Yesterday, mortgage backed securities (MBS) traded in a tight range and closed near the previous day's closing price levels. This stability will allow lenders to offer par 30 year conventional mortgages ranging from 4.625% to 4.875% depending on individual borrower risk profile characteristics
To qualify for a par interest rate requires a FICO score of at least 740 with a loan amount to home value ratio of 80% or less. This also assumes
that borrowers pay all closing costs which includes 1 origination/discount point or broker charge. I bring up this topic due to a recent conversation I had with a client.
This client sent me an email indicating they had been quoted a specific zero point mortgage rate, as is the usual reaction to such a statement I requested that they please send me their good faith estimate. Sure enough, there were no points; however, upon further inspection I noticed a 1.00% closing cost labeled "broker fee"(see example below). So although the "fees" were not described as "points", this client was still paying the same amount. Consumers beware of how lenders structure your good faith estimates.

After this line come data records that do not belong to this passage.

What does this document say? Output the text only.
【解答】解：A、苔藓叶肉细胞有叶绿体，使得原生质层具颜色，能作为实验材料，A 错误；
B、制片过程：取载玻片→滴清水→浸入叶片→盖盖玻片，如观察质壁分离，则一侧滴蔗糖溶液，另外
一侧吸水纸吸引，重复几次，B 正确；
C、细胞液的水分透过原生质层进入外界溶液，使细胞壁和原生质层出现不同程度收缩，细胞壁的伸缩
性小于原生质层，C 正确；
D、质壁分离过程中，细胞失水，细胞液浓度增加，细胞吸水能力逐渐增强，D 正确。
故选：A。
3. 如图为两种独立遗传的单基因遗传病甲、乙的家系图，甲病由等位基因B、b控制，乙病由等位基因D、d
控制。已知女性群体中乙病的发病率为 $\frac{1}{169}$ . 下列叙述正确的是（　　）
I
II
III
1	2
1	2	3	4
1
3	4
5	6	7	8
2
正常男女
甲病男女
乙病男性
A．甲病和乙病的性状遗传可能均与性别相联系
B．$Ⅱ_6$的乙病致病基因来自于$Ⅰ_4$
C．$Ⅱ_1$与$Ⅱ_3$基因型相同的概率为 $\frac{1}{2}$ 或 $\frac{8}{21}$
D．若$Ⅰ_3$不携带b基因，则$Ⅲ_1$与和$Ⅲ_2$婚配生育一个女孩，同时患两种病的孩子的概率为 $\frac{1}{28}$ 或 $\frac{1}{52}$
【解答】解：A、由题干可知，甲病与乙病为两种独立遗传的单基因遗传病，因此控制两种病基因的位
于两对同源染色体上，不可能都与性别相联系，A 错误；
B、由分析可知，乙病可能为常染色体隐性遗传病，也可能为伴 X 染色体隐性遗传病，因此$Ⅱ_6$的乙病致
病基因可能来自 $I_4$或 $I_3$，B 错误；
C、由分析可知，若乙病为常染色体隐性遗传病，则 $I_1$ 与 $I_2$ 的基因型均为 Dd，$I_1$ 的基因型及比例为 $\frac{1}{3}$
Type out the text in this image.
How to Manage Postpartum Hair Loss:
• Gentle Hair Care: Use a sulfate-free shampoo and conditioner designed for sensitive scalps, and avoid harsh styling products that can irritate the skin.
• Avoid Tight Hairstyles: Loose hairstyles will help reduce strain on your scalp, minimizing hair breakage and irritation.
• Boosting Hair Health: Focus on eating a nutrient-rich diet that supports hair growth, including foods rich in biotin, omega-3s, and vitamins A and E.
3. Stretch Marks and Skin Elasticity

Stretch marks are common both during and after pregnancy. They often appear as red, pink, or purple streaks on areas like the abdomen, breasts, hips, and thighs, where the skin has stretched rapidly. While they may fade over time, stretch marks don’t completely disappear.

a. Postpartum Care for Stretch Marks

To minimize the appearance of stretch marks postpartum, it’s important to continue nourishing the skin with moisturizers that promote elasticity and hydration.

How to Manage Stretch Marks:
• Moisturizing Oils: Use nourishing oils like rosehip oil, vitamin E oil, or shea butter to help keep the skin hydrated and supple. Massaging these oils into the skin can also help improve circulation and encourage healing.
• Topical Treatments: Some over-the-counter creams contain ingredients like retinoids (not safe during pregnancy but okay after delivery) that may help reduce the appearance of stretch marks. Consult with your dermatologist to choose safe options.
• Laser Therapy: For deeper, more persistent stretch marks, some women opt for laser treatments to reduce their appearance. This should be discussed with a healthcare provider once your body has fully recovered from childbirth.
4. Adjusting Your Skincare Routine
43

That said, I am not bashing the added cost of origination or discount points but I would like to point out that these "points" and "fees" should go towards a lower rate. Depending on the situation, I usually encourage everyone who is refinancing to request a zero point/fee mortgage rate and a 1 point mortgage rate. If you are staying in the home for more than 3 years, paying the point and securing a lower rate will pay for itself and more than likely be the better deal.
You are able to determine this break even point by calculating the difference between the two mortgage payments (0 point vs. 1 point quote) and comparing to the cost of the "points/fees" that you pay. If you save $100/per month divide that savings by the dollar amount of points you pay to determine the number of months it will take to make up the cost of "points/fees". If you believe you will be in house for a period longer than it takes to recover this cost...I would suggest paying the point in favor of a lower rate.
I also had a client comment yesterday about an offer they received on a refinance where the lender was "absorbing the costs". Well, it appears that way on the surface when you get a good faith estimate that shows the lender paying all the fees; however, the rate they were quoted was abnormally higher than the average market par rate. So, is the lender absorbing the costs, or is this consumer paying the costs via a higher interest rate? If the latter is the case the consumer will pay more money in the long run vs. paying costs up front.
Another client, said they heard a commercial offering a 4.375% rate ... the APR was 4.875%. In this particular case, guess what this means? You would be paying anywhere form 3-4 points and closing costs. Pay attention to the APRs, they tell whole story. You can get a 4.375% but it might cost you some points.